Poll underscores California’s housing crisis
CALmatters
Two months ago, when the Public Policy Institute of California asked the state’s residents to name the top issues that newly inaugurated Gov. Gavin Newsom and the Legislature should address, immigration was No. 1. Jobs and environmental issues followed, with “homelessness” a distant fourth, cited by just 6 percent of those surveyed. PPIC released its latest poll late Wednesday and it found that housing affordability had zoomed to the top of the public’s consciousness – so much so, in fact, that nearly half of adults and voters say the cost of housing makes them seriously consider moving, even if it means leaving the state.

Bay Area voters: ‘Yes, we’ll pay to fix traffic’ but middling support for housing plan
Mercury News
They’re the twin demons plaguing Bay Area residents: the never-ending grind of bumper-to-bumper traffic and the ever-climbing cost of housing. But in a recent poll, voters said that when it comes to tackling those most vexing issues, they are far more willing to open their wallets to fix traffic problems than they are to support a wide-ranging plan to bring down high housing costs.

HOUSING POLICY

Op-ed: Why Housing Policy Is Climate Policy
New York Times
California has long been seen as a leader on climate change. The state’s history of aggressive action to reduce air pollution, accelerate the use of renewable energy and speed the transition to a low-carbon, climate-resilient economy has inspired governments around the world to set more ambitious climate goals. But there is trouble on the horizon, and California’s climate leadership is at risk. Across most of the state’s economy, greenhouse gas emissions have been trending steadily down.

STATE POLICY

Assembly Democrats want lower threshold to raise local taxes
Associated Press
California voters could decide in 2020 whether it should be easier for their local governments to raise taxes and issue bonds for affordable housing, road improvements and other public projects. A constitutional amendment proposed Wednesday would lower how much voter support communities need to raise money for infrastructure projects from two-thirds to 55 percent. Assembly Democrats say the current threshold allows a minority of voters to derail needed projects.

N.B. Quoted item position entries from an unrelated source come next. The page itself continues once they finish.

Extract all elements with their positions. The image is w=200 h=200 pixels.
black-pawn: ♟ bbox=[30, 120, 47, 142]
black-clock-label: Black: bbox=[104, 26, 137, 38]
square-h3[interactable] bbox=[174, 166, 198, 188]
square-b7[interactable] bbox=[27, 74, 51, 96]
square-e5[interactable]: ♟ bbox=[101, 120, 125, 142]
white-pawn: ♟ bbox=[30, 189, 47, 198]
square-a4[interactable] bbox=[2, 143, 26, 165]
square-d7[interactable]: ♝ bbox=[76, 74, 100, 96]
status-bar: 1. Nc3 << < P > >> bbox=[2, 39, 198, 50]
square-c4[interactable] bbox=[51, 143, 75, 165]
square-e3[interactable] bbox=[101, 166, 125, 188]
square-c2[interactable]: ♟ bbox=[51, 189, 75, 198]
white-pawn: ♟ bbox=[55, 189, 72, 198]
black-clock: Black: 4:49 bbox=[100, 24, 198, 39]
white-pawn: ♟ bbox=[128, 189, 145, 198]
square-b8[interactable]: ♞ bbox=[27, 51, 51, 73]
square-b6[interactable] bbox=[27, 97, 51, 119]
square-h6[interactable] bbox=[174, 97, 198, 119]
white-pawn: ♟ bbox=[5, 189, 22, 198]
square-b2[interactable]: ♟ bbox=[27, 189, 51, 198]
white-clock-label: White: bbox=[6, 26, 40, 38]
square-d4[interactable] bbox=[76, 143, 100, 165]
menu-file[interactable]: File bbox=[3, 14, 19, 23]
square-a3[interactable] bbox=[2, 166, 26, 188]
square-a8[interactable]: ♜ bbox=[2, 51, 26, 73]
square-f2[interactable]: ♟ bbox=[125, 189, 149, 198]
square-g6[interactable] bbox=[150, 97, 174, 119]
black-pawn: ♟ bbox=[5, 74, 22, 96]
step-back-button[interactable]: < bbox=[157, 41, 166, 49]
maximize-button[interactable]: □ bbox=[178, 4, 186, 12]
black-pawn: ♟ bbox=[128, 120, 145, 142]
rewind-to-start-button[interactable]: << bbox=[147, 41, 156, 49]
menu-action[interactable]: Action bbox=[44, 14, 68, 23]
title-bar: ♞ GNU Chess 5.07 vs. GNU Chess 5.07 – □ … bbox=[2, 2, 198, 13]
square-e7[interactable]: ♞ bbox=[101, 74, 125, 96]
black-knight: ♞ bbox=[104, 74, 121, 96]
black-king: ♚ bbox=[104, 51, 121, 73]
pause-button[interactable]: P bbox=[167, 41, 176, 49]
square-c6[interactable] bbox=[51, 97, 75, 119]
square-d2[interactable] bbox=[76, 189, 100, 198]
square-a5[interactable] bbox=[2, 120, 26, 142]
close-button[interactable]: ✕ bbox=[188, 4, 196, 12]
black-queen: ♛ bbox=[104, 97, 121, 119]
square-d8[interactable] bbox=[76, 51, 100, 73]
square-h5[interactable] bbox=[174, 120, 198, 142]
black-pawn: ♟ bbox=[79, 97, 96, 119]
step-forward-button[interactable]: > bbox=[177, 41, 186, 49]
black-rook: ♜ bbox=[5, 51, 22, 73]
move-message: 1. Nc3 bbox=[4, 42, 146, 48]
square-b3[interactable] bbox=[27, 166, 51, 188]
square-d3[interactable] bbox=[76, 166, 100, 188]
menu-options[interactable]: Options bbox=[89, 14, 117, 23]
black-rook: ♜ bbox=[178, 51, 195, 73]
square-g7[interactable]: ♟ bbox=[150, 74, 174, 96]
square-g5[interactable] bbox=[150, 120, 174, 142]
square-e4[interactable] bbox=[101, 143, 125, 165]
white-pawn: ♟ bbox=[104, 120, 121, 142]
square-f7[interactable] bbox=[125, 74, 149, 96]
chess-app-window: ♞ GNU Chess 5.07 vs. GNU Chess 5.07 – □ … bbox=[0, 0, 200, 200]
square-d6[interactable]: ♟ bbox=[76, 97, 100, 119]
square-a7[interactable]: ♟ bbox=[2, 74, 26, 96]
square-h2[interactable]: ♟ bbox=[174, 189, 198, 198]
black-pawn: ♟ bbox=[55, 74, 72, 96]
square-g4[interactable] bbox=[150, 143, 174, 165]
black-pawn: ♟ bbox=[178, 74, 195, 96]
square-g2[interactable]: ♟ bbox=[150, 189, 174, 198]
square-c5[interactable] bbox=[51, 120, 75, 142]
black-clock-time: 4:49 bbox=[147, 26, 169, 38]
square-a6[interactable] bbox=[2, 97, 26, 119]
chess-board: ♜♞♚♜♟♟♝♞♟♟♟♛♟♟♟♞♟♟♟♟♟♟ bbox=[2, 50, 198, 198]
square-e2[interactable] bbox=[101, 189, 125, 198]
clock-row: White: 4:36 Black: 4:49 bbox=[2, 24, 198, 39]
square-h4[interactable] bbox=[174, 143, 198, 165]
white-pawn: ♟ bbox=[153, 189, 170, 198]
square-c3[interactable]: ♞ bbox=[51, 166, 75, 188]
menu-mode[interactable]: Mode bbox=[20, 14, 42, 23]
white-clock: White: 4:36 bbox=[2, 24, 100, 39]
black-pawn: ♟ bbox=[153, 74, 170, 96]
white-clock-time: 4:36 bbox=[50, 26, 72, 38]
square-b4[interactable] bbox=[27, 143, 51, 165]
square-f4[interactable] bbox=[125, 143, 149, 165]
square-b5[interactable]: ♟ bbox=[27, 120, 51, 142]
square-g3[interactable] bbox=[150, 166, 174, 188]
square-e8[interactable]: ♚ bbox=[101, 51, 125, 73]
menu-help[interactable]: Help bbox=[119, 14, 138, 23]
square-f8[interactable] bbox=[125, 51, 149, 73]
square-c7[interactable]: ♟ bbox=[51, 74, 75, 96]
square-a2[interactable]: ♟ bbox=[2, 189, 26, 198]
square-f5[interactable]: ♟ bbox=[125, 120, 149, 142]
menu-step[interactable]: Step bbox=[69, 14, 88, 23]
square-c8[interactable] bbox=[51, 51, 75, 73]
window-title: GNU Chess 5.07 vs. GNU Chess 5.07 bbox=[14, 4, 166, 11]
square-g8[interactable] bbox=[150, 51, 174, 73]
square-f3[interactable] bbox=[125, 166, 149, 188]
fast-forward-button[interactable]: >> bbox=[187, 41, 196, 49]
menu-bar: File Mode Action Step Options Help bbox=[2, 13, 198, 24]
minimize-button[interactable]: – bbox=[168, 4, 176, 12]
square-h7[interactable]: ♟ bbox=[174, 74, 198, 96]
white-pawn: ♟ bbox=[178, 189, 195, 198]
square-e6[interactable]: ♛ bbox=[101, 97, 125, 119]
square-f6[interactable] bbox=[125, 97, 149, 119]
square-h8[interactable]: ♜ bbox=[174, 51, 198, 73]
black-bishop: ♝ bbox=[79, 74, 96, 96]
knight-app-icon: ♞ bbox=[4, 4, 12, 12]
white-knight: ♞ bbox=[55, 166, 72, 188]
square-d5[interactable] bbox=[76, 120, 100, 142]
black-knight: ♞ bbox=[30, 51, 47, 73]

A change to Proposition 13 that homeowners can get behind
Los Angeles Times
Could a reassessment of Proposition 13 finally be in the wings? Advocates of the long-needed change have their fingers crossed, now that a measure to revise Proposition 13 has qualified for the November 2020 ballot. The initiative wouldn’t involve a wholesale review of the 1978 tax-cutting proposition; that’s still considered a politically impossible lift in a state where property tax breaks have become embedded in millions of homes and apartment buildings.

RENT CONTROL/BALLOT INITIATIVES

Gov. Newsom Says Work Continues On Possible Rent Compromise
Capital Public Radio
Democratic Gov. Gavin Newsom said Tuesday he’s continuing to work with state lawmakers on what he hopes will be a deal to stabilize California’s rising rents. “We’ve been working behind the scenes with a number of the key parties and participants to see if there is a — forgive the vernacular — a deal on this that could be a constructive first step,” Newsom told reporters after hosting a roundtable on affordable housing in Sacramento. “I’m not wedded to any specific proposal right now.”

LOCAL HOUSING INITIATIVES

Berkeley Looks Into ‘Missing Middle’ Housing
KQED
California’s affordable housing crisis has hit those in poverty and the working poor hard. But it’s also affecting those in the middle. In the city of Berkeley, there’s a push to consider more multiplexes and townhouses. That’s the kind of housing that was once helped middle class residents live there.